著者: Bill Hacker 日付: To: exim-users 題目: Re: [exim] Re: [exiscanusers] Exiscan for Exim-4.50?
Ian Eiloart wrote:
*SNIP*
> 2. Exim stops after a fixed period if it doesn't have access to a
> specific IP address. I'd like to be able to specify the period in Exim's
> config, and even to specify retry intervals.
>
> I have a cluster of SMTP servers, using IPFailover on MacOSX. On
> startup, the host machine has to recover its IP address from a failover
> host. Typically exim starts within a few seconds of IP failback, but
> finds that its ports are not available. I presume it is doing some sort
> of negotiation with the switch, but I don't really understand what's
> going on here. What I do know is that exim doesn't retry for 30 seconds
> - so I get an interval of up to 40 seconds total where the IP address
> doesn't provide an SMTP service.
>
> If I could tell exim to retry every second for a couple of minutes, then
> I think the dead period would be roughly halved. There's a dead period
> during failover of about three seconds.
>
> More seriously, if the timeout occurs, and I fail back to a machine
> without exim running, then I'm in big trouble. Therefore, I'd like to be
> able to have exim to keep retrying essentially forever. If I could
> specify retry intervals using the same syntax as for smtp retries, that
> would be excellent. It might be more flexibility than I need, but it
> might just be easier to reuse the code, and it might be better to stick
> with an existing syntax.
>
Have a look at 'monitord' and 'checkservice'.

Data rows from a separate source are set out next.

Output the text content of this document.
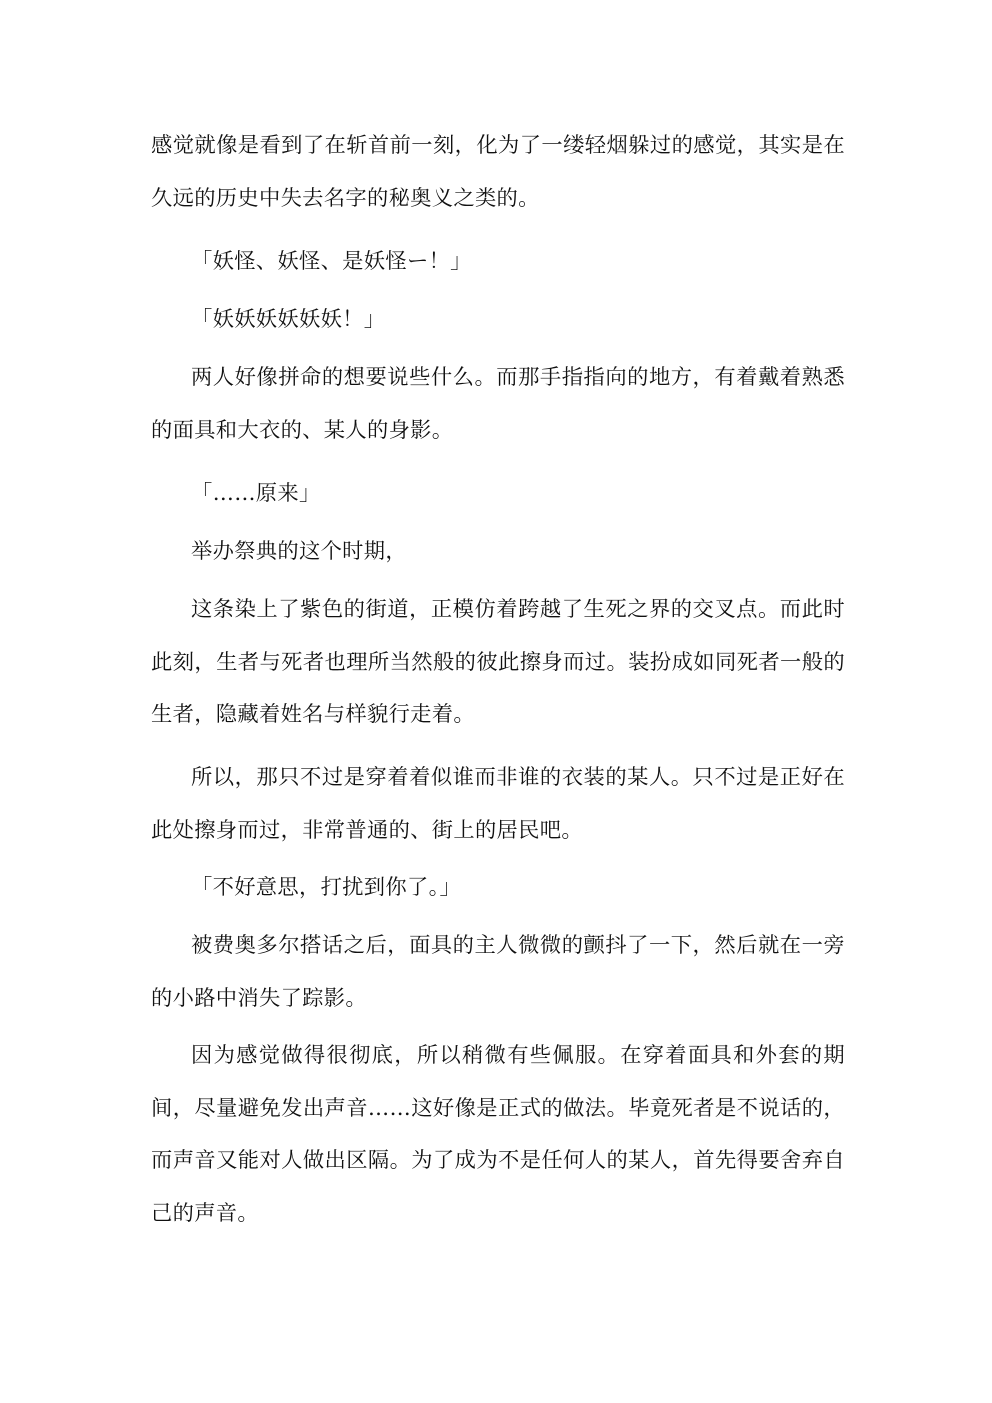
感觉就像是看到了在斩首前一刻，化为了一缕轻烟躲过的感觉，其实是在久远的历史中失去名字的秘奥义之类的。

「妖怪、妖怪、是妖怪ー！」

「妖妖妖妖妖妖！」

两人好像拼命的想要说些什么。而那手指指向的地方，有着戴着熟悉的面具和大衣的、某人的身影。

「……原来」

举办祭典的这个时期，

这条染上了紫色的街道，正模仿着跨越了生死之界的交叉点。而此时此刻，生者与死者也理所当然般的彼此擦身而过。装扮成如同死者一般的生者，隐藏着姓名与样貌行走着。

所以，那只不过是穿着着似谁而非谁的衣装的某人。只不过是正好在此处擦身而过，非常普通的、街上的居民吧。

「不好意思，打扰到你了。」

被费奥多尔搭话之后，面具的主人微微的颤抖了一下，然后就在一旁的小路中消失了踪影。

因为感觉做得很彻底，所以稍微有些佩服。在穿着面具和外套的期间，尽量避免发出声音……这好像是正式的做法。毕竟死者是不说话的，而声音又能对人做出区隔。为了成为不是任何人的某人，首先得要舍弃自己的声音。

If/as/when the failover 'trips' monitord could run a script to
validate the fallback viability, then reload Exim.
'checkservice' can do more than just test the port. See 'plugins'.
Likewise on the recovery side. Or secondary fallback.
And log it all. Or even (with another toolset) send you an SMS message..
Both 'checkservice' and 'monitord' are really simple to configure and
can be as flexible as your imagination allows.
I don't doubt that a way can be found to have Exim do complex
conditional branching - but it may not be the most robust way to do it.
After all, it is the failure of another MTA that you are covering, is it
not?